“Growth Mindset is So Irritating!”

Jul 06, 2022


Late last night my 20 year old son interrupted me when I began spouting off about growth vs fixed mindsets. Daniel cut in quickly,

“They are always harping on that at school!  “Hard work will get you there, talent is overrated, so keep grinding away!”  Blah, blah, blah.  It’s so irritating!”

I laughed.  Growth mindset is so obviously valuable for young people, right? 

I see my son and know that he can accomplish most anything he puts his mind to, and practices consistently.  To me, he seems like moist, moldable clay with unlimited potential.  

How does growth mindset apply in middle age and beyond, though? 

Long held beliefs about ourselves sure can get crusty, and, well, fixed.  It makes sense too.  We have a lot of history!  We’ve attempted many things and seen plenty of failure.   

In hopes of avoiding discomfort, we like to major in the charted areas that we have become good at.  Try something new?  Heck, no!  It’s embarrassing to be bad at things.  So awkward and humbling!   

Take balance and agility exercises.  For most of us, they are a struggle at first.


I work so hard on these!
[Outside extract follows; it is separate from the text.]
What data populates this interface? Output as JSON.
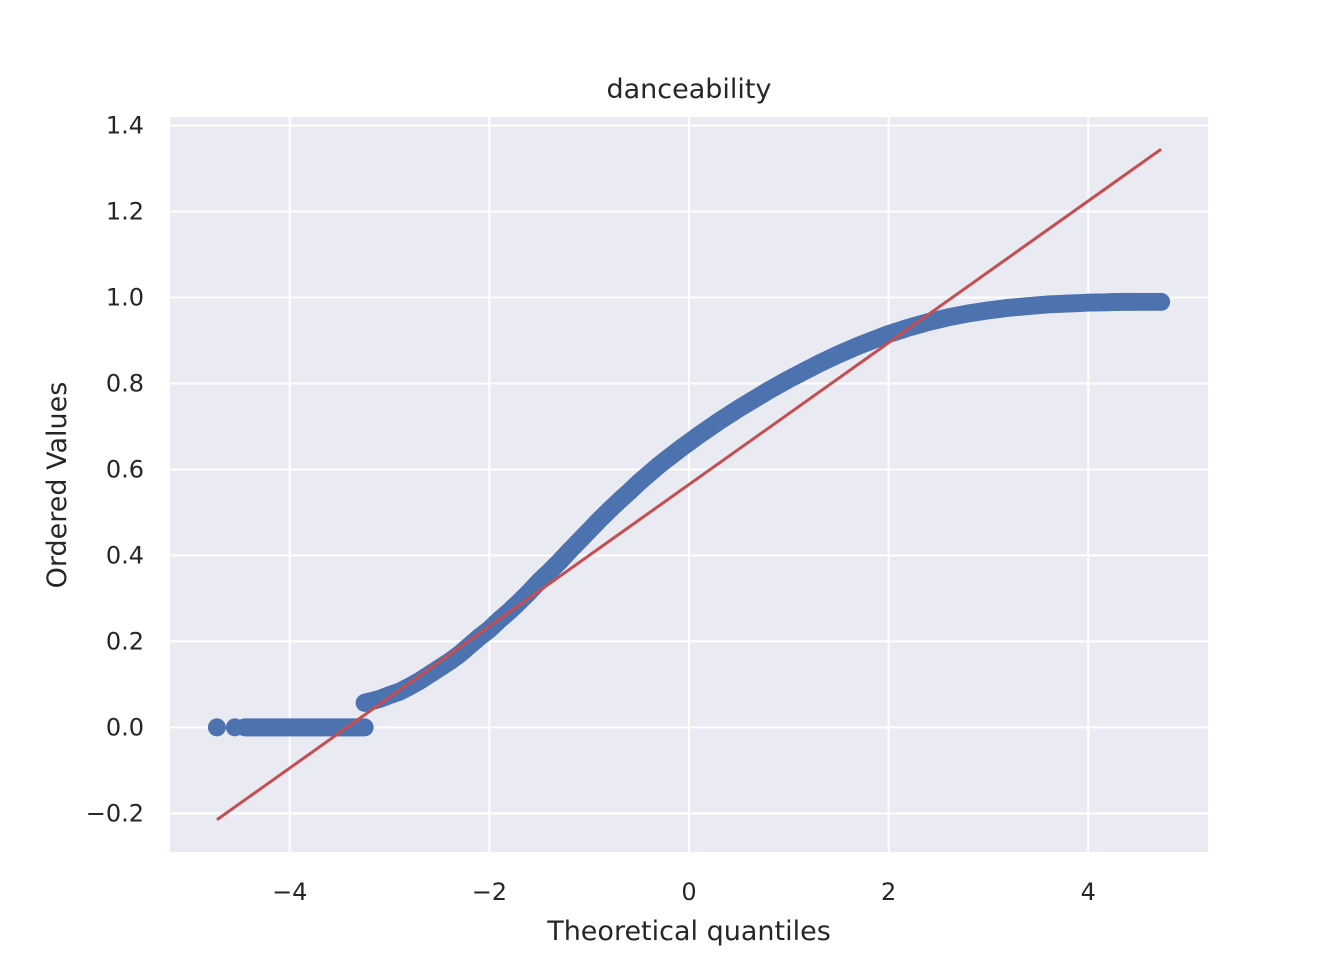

Getting better!

What an extra load we put on our early efforts if we let crusty old inner voices beat us up:

I’ve always been a clutz!

I’ve always had bad balance…

I was never good at sports…

I can’t do this!

Always, never, and can’t?  Dead giveaways of a fixed mindset!  
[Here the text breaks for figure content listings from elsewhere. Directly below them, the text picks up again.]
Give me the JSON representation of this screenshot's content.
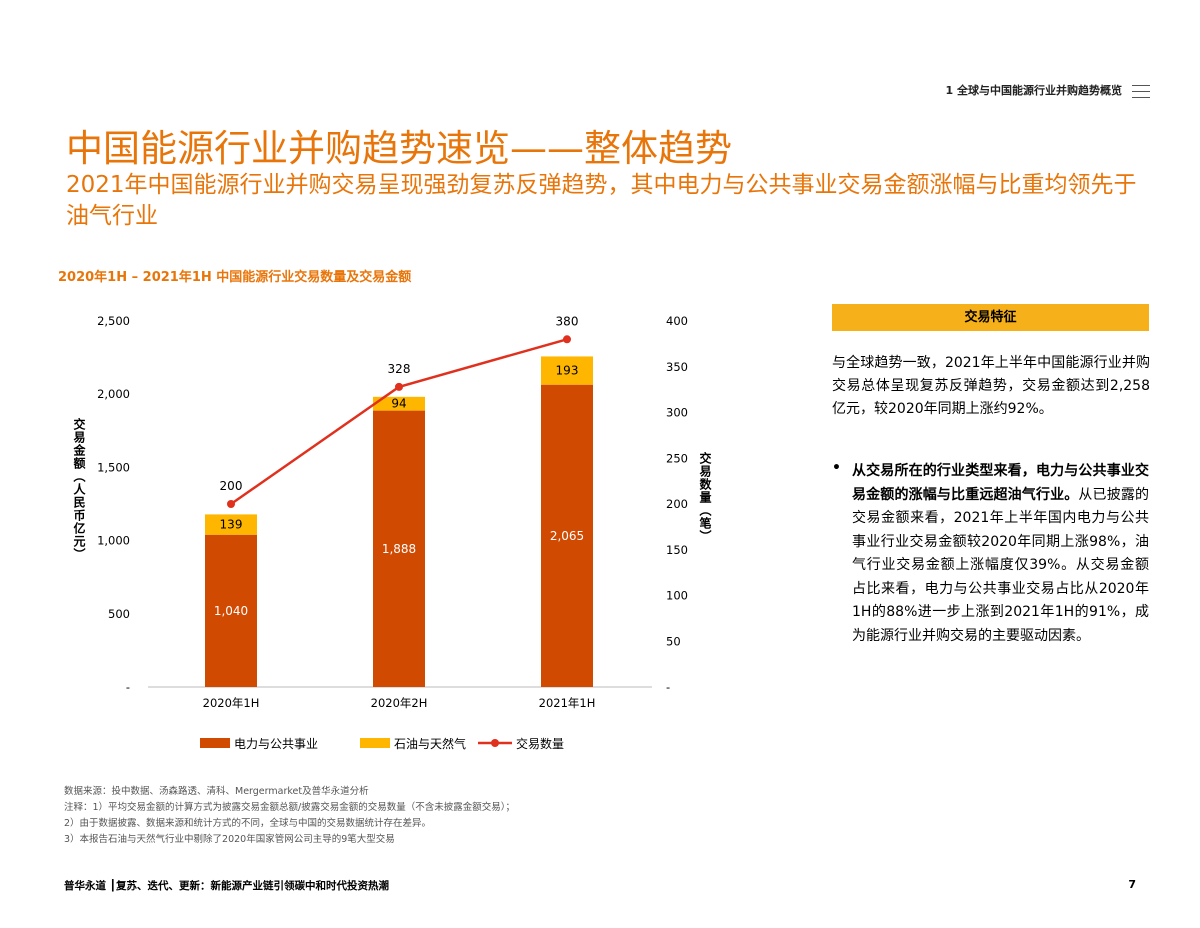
{
  "header": {
    "section": "1 全球与中国能源行业并购趋势概览",
    "title": "中国能源行业并购趋势速览——整体趋势",
    "subtitle": "2021年中国能源行业并购交易呈现强劲复苏反弹趋势，其中电力与公共事业交易金额涨幅与比重均领先于油气行业"
  },
  "chart_data": {
    "type": "bar",
    "title": "2020年1H – 2021年1H 中国能源行业交易数量及交易金额",
    "categories": [
      "2020年1H",
      "2020年2H",
      "2021年1H"
    ],
    "series": [
      {
        "name": "电力与公共事业",
        "type": "stacked-bar",
        "axis": "left",
        "color": "#d04a02",
        "values": [
          1040,
          1888,
          2065
        ]
      },
      {
        "name": "石油与天然气",
        "type": "stacked-bar",
        "axis": "left",
        "color": "#ffb600",
        "values": [
          139,
          94,
          193
        ]
      },
      {
        "name": "交易数量",
        "type": "line",
        "axis": "right",
        "color": "#e0301e",
        "values": [
          200,
          328,
          380
        ]
      }
    ],
    "ylabel": "交易金额（人民币亿元）",
    "y2label": "交易数量（笔）",
    "ylim": [
      0,
      2500
    ],
    "y2lim": [
      0,
      400
    ],
    "yticks": [
      "-",
      "500",
      "1,000",
      "1,500",
      "2,000",
      "2,500"
    ],
    "y2ticks": [
      "-",
      "50",
      "100",
      "150",
      "200",
      "250",
      "300",
      "350",
      "400"
    ],
    "bar_labels": [
      [
        "1,040",
        "1,888",
        "2,065"
      ],
      [
        "139",
        "94",
        "193"
      ]
    ],
    "line_labels": [
      "200",
      "328",
      "380"
    ],
    "legend": "bottom"
  },
  "panel": {
    "heading": "交易特征",
    "para1": "与全球趋势一致，2021年上半年中国能源行业并购交易总体呈现复苏反弹趋势，交易金额达到2,258亿元，较2020年同期上涨约92%。",
    "bullet": "•",
    "bold": "从交易所在的行业类型来看，电力与公共事业交易金额的涨幅与比重远超油气行业。",
    "para2": "从已披露的交易金额来看，2021年上半年国内电力与公共事业行业交易金额较2020年同期上涨98%，油气行业交易金额上涨幅度仅39%。从交易金额占比来看，电力与公共事业交易占比从2020年1H的88%进一步上涨到2021年1H的91%，成为能源行业并购交易的主要驱动因素。"
  },
  "notes": [
    "数据来源：投中数据、汤森路透、清科、Mergermarket及普华永道分析",
    "注释：1）平均交易金额的计算方式为披露交易金额总额/披露交易金额的交易数量（不含未披露金额交易）；",
    "2）由于数据披露、数据来源和统计方式的不同，全球与中国的交易数据统计存在差异。",
    "3）本报告石油与天然气行业中剔除了2020年国家管网公司主导的9笔大型交易"
  ],
  "footer": {
    "text": "普华永道 ┃复苏、迭代、更新：新能源产业链引领碳中和时代投资热潮",
    "page": "7"
  }
}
The good news?  When we spot them, we can re-frame them!

First step, start treating those fixed attitudes like you would debris stuck to you after crawling under the house.  Cobwebs, dust, dirt, dead bugs?  Just brush them off.

Then normalize them, with affirming self talk:

“Frustration and negativity is common when trying something new.  I get it, I’m giving myself excuses to stop trying, so I won’t have to feel my uncomfortable incompetence.  Thanks, but no thanks!”  

Ask yourself, “What do I really want?”  Listen inside for the growth answers:  

“I want to get better at balance, so I will feel safe, agile, and badass as I get older!  I am willing to keep showing up and making small gains!  I’m worth the effort!”

How do we foster a positive learning environment?

  • Being curious

  • Learning new information

  • Steady practice

  • Laughing

  • Breathing and Feeling

  • Being grateful

  • Dreaming new possibilities

  • Loving ourselves now

Practicing a growth mindset helps make the fitness journey enjoyable, one that we will happily choose for the rest of our lives. 

We’ll continue to improve over time, learning new skills, gaining strength, trying healthy new recipes, becoming happier and more fulfilled. 

Let’s champion the second half of life with a growth mindset, even if it’s irritating sometimes!